Destin d’un transclasse

Martin Eden, de Pietro Marcello, place le roman de Jack London dans un contexte italien mais en respecte l’esprit.

Christophe Kantcheff  • 15 octobre 2019 abonné·es
Destin d’un transclasse
© crédit photo : Shellac productions

C’est une belle audace dont fait preuve Pietro Marcello en s’attaquant, pour son cinquième long métrage, à une adaptation de Martin Eden. Non parce que le roman de Jack London soulèverait des difficultés de reconstitution particulières. Mais, précisément, l’ambition du cinéaste était autre que d’en offrir une sage illustration.

Premier étonnement : l’action se passe à Naples, et le jeune marin Martin Eden est un bel Italien (interprété par Luca Marinelli, récompensé à la dernière Mostra par le prix d’interprétation). L’univers cinématographique suscité est tout autre que si le film était tourné aux États-Unis : il oscille entre le réalisme des premiers films pasoliniens et le faste décadent d’un Visconti.

Second défi : le cinéaste a cherché à rendre le présent de l’action incertain. Certes, l’intrigue se déroule principalement vers le début du XXe siècle. Mais des images documentaires datant des années 1970 ou 1980 surgissent comme autant de projections mentales dans l’esprit de Martin Eden. En outre, la bande-son réserve des surprises, avec des chansons qui datent notamment des années 1970 (« Salut », de Joe Dassin). Tandis que certains vêtements ou des personnages secondaires et des figurants évoquent d’autres périodes, comme celle du fascisme.

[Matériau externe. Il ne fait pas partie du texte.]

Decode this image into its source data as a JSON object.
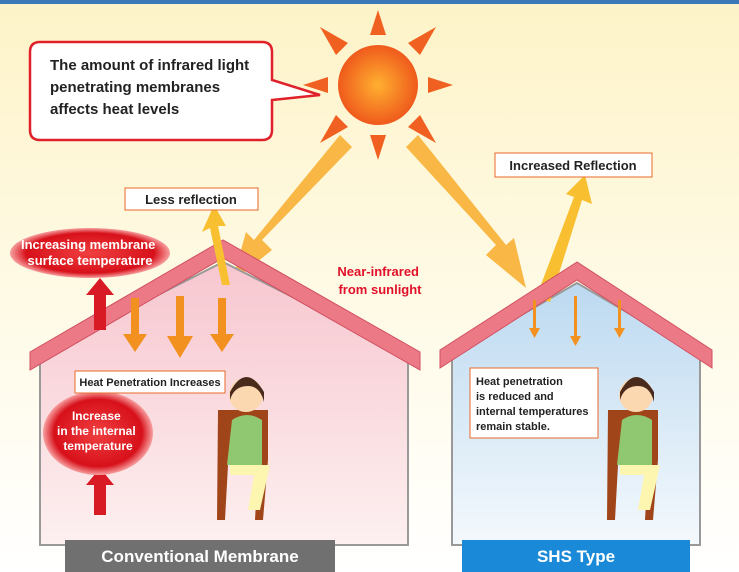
{
  "callout": {
    "lines": [
      "The amount of infrared light",
      "penetrating membranes",
      "affects heat levels"
    ]
  },
  "sun_label": {
    "lines": [
      "Near-infrared",
      "from sunlight"
    ]
  },
  "left_house": {
    "reflection_label": "Less reflection",
    "surface_temp": {
      "lines": [
        "Increasing membrane",
        "surface temperature"
      ]
    },
    "heat_label": "Heat Penetration Increases",
    "internal_temp": {
      "lines": [
        "Increase",
        "in the internal",
        "temperature"
      ]
    },
    "caption": "Conventional Membrane"
  },
  "right_house": {
    "reflection_label": "Increased Reflection",
    "heat_label": {
      "lines": [
        "Heat penetration",
        "is reduced and",
        "internal temperatures",
        "remain stable."
      ]
    },
    "caption": "SHS Type"
  }
}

Ces différences géographiques et ces sauts temporels ne sont pas sans créer des chocs esthétiques, qui arrachent le film à l’adaptation littérale du roman, plus encore que les ellipses narratives inévitables. Mais ils ne le rendent pas hétéroclite. L’objectif de Pietro Marcello, comme il l’indique dans le dossier de presse, est de décoller le chef-d’œuvre de Jack London de son contexte pour le faire résonner avec une histoire et une culture européennes, en l’occurrence italiennes. Mais ces ruptures ont aussi une cohérence sémantique. En effet, elles renvoient à des figures du populaire (la vie napolitaine, des images d’enfants dans une cité, des airs de variété…). Or, l’attachement à son milieu d’origine est bien ce qui ne cesse de hanter Martin Eden.

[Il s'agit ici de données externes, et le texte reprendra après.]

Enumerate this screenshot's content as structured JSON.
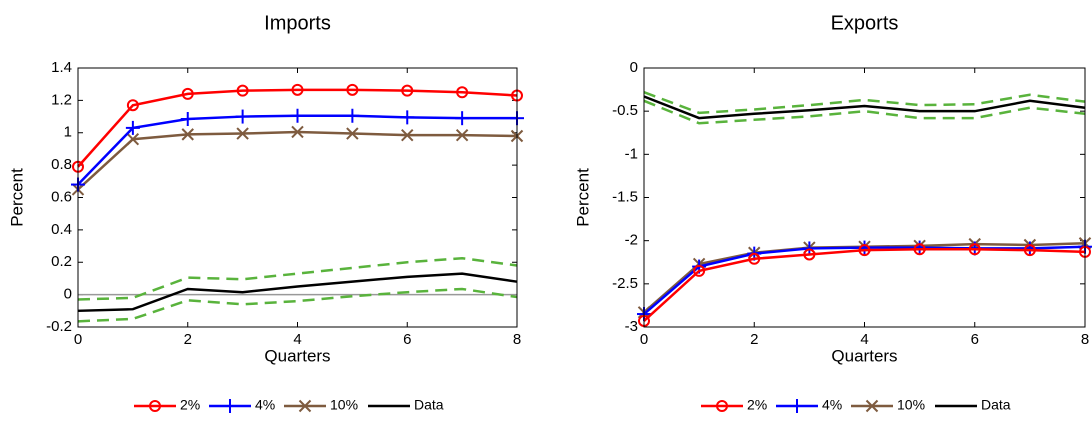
{
  "chart_data": [
    {
      "type": "line",
      "title": "Imports",
      "xlabel": "Quarters",
      "ylabel": "Percent",
      "x": [
        0,
        1,
        2,
        3,
        4,
        5,
        6,
        7,
        8
      ],
      "xlim": [
        0,
        8
      ],
      "xticks": [
        0,
        2,
        4,
        6,
        8
      ],
      "ylim": [
        -0.2,
        1.4
      ],
      "yticks": [
        -0.2,
        0,
        0.2,
        0.4,
        0.6,
        0.8,
        1,
        1.2,
        1.4
      ],
      "refline": 0,
      "refline_color": "#999999",
      "legend": "bottom",
      "series": [
        {
          "name": "2%",
          "color": "#ff0000",
          "marker": "o",
          "values": [
            0.79,
            1.17,
            1.24,
            1.26,
            1.265,
            1.265,
            1.26,
            1.25,
            1.23
          ]
        },
        {
          "name": "4%",
          "color": "#0000ff",
          "marker": "+",
          "values": [
            0.68,
            1.03,
            1.085,
            1.1,
            1.105,
            1.105,
            1.095,
            1.09,
            1.09
          ]
        },
        {
          "name": "10%",
          "color": "#7e5b3f",
          "marker": "x",
          "values": [
            0.65,
            0.96,
            0.99,
            0.995,
            1.005,
            0.995,
            0.985,
            0.985,
            0.98
          ]
        },
        {
          "name": "Data",
          "color": "#000000",
          "values": [
            -0.1,
            -0.09,
            0.035,
            0.015,
            0.05,
            0.08,
            0.11,
            0.13,
            0.08
          ]
        }
      ],
      "bands": {
        "color": "#59b33c",
        "upper": [
          -0.03,
          -0.02,
          0.105,
          0.095,
          0.13,
          0.165,
          0.2,
          0.225,
          0.18
        ],
        "lower": [
          -0.165,
          -0.15,
          -0.035,
          -0.06,
          -0.04,
          -0.01,
          0.015,
          0.035,
          -0.015
        ]
      }
    },
    {
      "type": "line",
      "title": "Exports",
      "xlabel": "Quarters",
      "ylabel": "Percent",
      "x": [
        0,
        1,
        2,
        3,
        4,
        5,
        6,
        7,
        8
      ],
      "xlim": [
        0,
        8
      ],
      "xticks": [
        0,
        2,
        4,
        6,
        8
      ],
      "ylim": [
        -3,
        0
      ],
      "yticks": [
        -3,
        -2.5,
        -2,
        -1.5,
        -1,
        -0.5,
        0
      ],
      "legend": "bottom",
      "series": [
        {
          "name": "2%",
          "color": "#ff0000",
          "marker": "o",
          "values": [
            -2.93,
            -2.35,
            -2.21,
            -2.16,
            -2.11,
            -2.1,
            -2.1,
            -2.11,
            -2.13
          ]
        },
        {
          "name": "4%",
          "color": "#0000ff",
          "marker": "+",
          "values": [
            -2.85,
            -2.3,
            -2.15,
            -2.09,
            -2.08,
            -2.08,
            -2.09,
            -2.09,
            -2.07
          ]
        },
        {
          "name": "10%",
          "color": "#7e5b3f",
          "marker": "x",
          "values": [
            -2.83,
            -2.27,
            -2.14,
            -2.08,
            -2.07,
            -2.06,
            -2.04,
            -2.05,
            -2.03
          ]
        },
        {
          "name": "Data",
          "color": "#000000",
          "values": [
            -0.33,
            -0.58,
            -0.53,
            -0.49,
            -0.44,
            -0.5,
            -0.5,
            -0.38,
            -0.46
          ]
        }
      ],
      "bands": {
        "color": "#59b33c",
        "upper": [
          -0.28,
          -0.52,
          -0.48,
          -0.43,
          -0.37,
          -0.43,
          -0.42,
          -0.31,
          -0.39
        ],
        "lower": [
          -0.38,
          -0.64,
          -0.6,
          -0.56,
          -0.5,
          -0.58,
          -0.58,
          -0.46,
          -0.53
        ]
      }
    }
  ]
}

Parmi les plus belles séquences, il y a celles où le jeune marin loue une chambre contre quelques travaux chez Maria (Carmen Pommella), une veuve avec enfant, pauvre et chaleureuse. Là, il trouve un soutien permanent pendant cette longue période de travail d’écriture acharné ne débouchant que sur l’indifférence et le refus des différentes revues auxquelles l’apprenti écrivain envoie ses textes. Au contraire, Elena (­Jessica Cressy), jeune femme bien née qu’il aime et qui a été son aiguillon pour sortir de son inculture, ne comprend pas ce qu’il écrit, réprouve la crudité de son regard. Le réalisme des récits de Martin Eden tranche avec le formalisme éthéré en vigueur de la seule littérature qu’elle a toujours connue.

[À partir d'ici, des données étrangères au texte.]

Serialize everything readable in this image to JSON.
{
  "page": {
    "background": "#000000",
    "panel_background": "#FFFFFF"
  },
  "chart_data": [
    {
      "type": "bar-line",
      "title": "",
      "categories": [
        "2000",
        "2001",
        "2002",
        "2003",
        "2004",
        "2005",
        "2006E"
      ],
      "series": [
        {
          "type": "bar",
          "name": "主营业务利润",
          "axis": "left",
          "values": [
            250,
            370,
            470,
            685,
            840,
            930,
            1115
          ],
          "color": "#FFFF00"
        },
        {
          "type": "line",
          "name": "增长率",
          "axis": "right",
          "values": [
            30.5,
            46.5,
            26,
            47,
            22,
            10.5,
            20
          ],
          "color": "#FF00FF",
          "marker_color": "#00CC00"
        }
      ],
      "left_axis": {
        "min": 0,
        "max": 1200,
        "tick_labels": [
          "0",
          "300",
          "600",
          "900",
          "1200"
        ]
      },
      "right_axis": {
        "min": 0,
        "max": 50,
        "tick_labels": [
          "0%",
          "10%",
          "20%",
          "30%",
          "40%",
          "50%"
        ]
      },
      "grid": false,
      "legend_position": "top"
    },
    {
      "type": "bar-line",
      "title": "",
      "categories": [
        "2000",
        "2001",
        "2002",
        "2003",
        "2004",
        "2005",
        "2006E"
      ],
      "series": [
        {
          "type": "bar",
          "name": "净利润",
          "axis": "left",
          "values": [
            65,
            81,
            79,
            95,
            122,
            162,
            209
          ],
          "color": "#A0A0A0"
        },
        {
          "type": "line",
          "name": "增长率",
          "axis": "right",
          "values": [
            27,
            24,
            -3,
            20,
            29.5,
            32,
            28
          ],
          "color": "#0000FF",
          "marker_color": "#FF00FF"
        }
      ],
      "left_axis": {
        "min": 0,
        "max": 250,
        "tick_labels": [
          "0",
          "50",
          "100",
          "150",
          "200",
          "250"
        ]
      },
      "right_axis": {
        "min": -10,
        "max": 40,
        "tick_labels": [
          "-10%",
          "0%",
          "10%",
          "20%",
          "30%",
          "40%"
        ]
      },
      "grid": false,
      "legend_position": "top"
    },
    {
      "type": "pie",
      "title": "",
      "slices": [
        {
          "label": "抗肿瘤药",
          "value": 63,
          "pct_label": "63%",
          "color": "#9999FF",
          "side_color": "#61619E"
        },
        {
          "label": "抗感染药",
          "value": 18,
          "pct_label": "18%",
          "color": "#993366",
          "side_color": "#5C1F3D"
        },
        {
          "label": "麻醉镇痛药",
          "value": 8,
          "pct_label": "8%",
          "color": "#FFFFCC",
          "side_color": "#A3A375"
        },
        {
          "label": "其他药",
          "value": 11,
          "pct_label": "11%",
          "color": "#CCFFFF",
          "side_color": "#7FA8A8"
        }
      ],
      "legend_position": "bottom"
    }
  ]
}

Dans le roman, on peut lire cette phrase que Martin lancera plus tard à Elena : « Vous vouliez me rabaisser et me modeler à l’image des vôtres, d’après l’idéal de votre classe, les préjugés de votre classe. » Si, dès le début, il se sent mal à l’aise chez les bourgeois, il en découvre la superficialité arrogante. Lors d’un dîner avec ceux qui ne seront jamais sa belle-famille, il s’en prend avec vigueur à leur suffisance. Elena se déprend de lui : elle en a honte. Mais le succès littéraire survient, qui le fait lui-même changer de classe sociale.

Aux yeux de Martin Eden, cette réussite n’a pas de sens en soi, puisqu’il a perdu l’amour d’Elena. En outre, il s’est toujours déclaré individualiste, y compris devant un parterre de militants de cette nouvelle idéologie qu’est le socialisme. Il se retrouve déconnecté socialement de celui qu’il est profondément et qui s’exprime dans son écriture. Le film de Pietro Marcello montre combien ce hiatus rend le personnage amer, désillusionné. C’est en cela que le cinéaste reste heureusement fidèle à l’esprit du roman. Mais, jusqu’au bout, il en réinterprète la lettre. Ainsi, sur la plage de ses ultimes instants de vie, un groupe d’hommes rudoie un pauvre hère. Ils portent l’uniforme des chemises noires. Cette fin a le goût acide d’une Italie qui porte aussi en elle son propre poison.

Martin Eden, Pietro Marcello, 2 h 08.